El 17 de marzo, el Senado filipino otorgó al presidente Marcos poderes de emergencia para suspender o reducir temporalmente los impuestos al petróleo.
En Vietnam, que depende en menor medida del petróleo del Medio Oriente que Filipinas, el gobierno intentó controlar los precios con un fondo de estabilización de precios desde el 10 al 14 de marzo, pero no pudo mantenerlos tan firmes como Tailandia. Para el 16 de marzo, los precios de la gasolina y el diésel aumentaron un 31.8% y un 45.9%, respectivamente, respecto a febrero.
Algunas estaciones en Hanoi han reducido sus surtidores. En una estación, solo una de seis bombas funciona. La gente hace fila en la lluvia para repostar motos y autos.
El 10 de marzo, el gobierno vietnamita declaró que el país, altamente dependiente de las importaciones de energía del Medio Oriente, es uno de los países más afectados por la inestabilidad. Pidió a las empresas promover el teletrabajo y reducir desplazamientos.
Para hacer frente a los altos precios, Vietnam acelera la adopción de gasolina con etanol.
Según la orden del primer ministro Phạm Minh Chính del 19 de marzo, el país comenzará a usar gasolina E10 (con 10% de etanol) desde abril, adelantando la fecha prevista inicialmente para junio 1.
Como la mayor economía del sudeste asiático, Indonesia aún no ha visto filas en las estaciones, gracias a su posición de exportador de petróleo en el pasado.
Indonesia fue miembro de la OPEP, pero en 2003 pasó a ser importador neto. Actualmente, su producción de petróleo cubre solo entre el 40% y 50% del consumo, y el 18% proviene del Medio Oriente. Aunque no es tan dependiente, la sensibilidad de los precios locales al petróleo es muy alta, solo superada por Malasia y Tailandia en Asia. Un informe de Morgan Stanley indica que cada aumento de 10 dólares en el precio internacional del petróleo incrementa en un 0.8% el IPC de Indonesia.
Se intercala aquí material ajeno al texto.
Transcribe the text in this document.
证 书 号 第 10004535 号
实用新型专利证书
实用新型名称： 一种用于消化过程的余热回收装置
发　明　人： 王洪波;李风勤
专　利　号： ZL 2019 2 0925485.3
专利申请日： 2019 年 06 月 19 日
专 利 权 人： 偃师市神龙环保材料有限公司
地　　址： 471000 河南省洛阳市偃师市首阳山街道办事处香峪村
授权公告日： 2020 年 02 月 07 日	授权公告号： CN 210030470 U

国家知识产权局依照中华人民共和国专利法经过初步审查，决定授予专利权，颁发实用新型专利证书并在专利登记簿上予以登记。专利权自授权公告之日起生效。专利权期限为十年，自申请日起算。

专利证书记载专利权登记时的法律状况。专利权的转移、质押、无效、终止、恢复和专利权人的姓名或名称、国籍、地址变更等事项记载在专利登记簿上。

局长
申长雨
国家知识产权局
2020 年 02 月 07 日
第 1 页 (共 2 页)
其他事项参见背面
Además, Indonesia también recibe subsidios del gobierno. Los subsidios de combustible cubren aproximadamente entre el 30% y 40% del costo del combustible para los consumidores, y representan alrededor del 15% del presupuesto gubernamental.
Según Capital Economics, el gobierno indonesio asignará 381 billones de rupias (unos 160 mil millones de yuanes) en subsidios energéticos para 2026, lo que equivale al 1.5% del PIB. Este cálculo se basa en un precio de 70 dólares por barril. El ministro de finanzas, Sri Mulyani, advirtió que si el precio sube a 92 dólares, el déficit fiscal de Indonesia alcanzaría el 3.6% del PIB.
Capital Economics advierte que la sociedad indonesia ya ha experimentado disturbios por aumentos en los precios del combustible. Este mes, la agencia Fitch rebajó la perspectiva crediticia soberana de Indonesia de “estable” a “negativa”.